Because of the potential materiality of the Company’s earnings results for each quarter, Designated Insiders should not trade in the Company’s securities (other than pursuant to a pre-approved trading plan that complies with Rule 10b5-1) during the period (a) commencing two weeks prior to the end of each of the Company’s fiscal quarters (i.e., June 30, September 30, December 31 and March 31) and (b) ending on the second business day following public release of the Company’s earnings information for that fiscal quarter. The Company does not intend to pre-clear trades or pre-clear the implementation of a trading plan under Rule 10b5-1 by any Designated Insider occurring during such periods.

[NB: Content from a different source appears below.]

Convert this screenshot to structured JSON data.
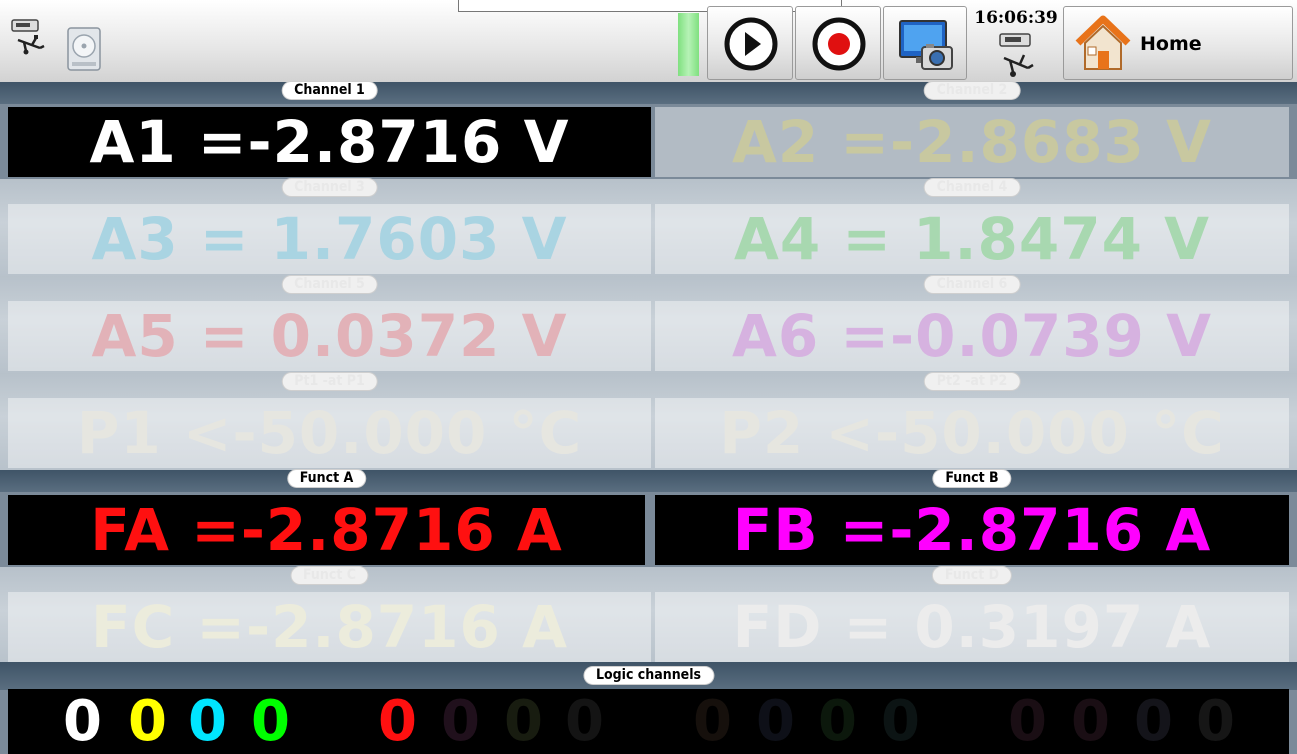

Additionally, directors and executive officers of the Company may not trade in the publicly traded securities of the Company for any period of more than three consecutive business days during which 50% or more of the participants or beneficiaries under all individual account plans (such as a 401(k) plan) of the Company are restricted by the terms of such plans from purchasing, selling or otherwise acquiring or transferring an interest in any equity security of the Company.
From time to time, an event may occur that is material to the Company and is known by only a few directors, officers and other employees. So long as the event remains material and nonpublic, Designated Insiders may not trade in the Company’s securities. The existence of such an event-specific blackout will not be announced, other than to those aware of the event giving rise to the blackout. If, however, a Designated Insider requests permission to trade in the Company’s securities during an event-specific blackout, the Chief Financial Officer will inform the requester of the existence of a restriction on trading without disclosing the reason for the blackout. Any person made aware of the existence of an event-specific blackout should not disclose the existence of the blackout to any other person. Please note that the failure of the Chief Financial Officer to designate a person as being subject to an event-specific blackout will not relieve that person of the obligation not to trade while aware of material, nonpublic information.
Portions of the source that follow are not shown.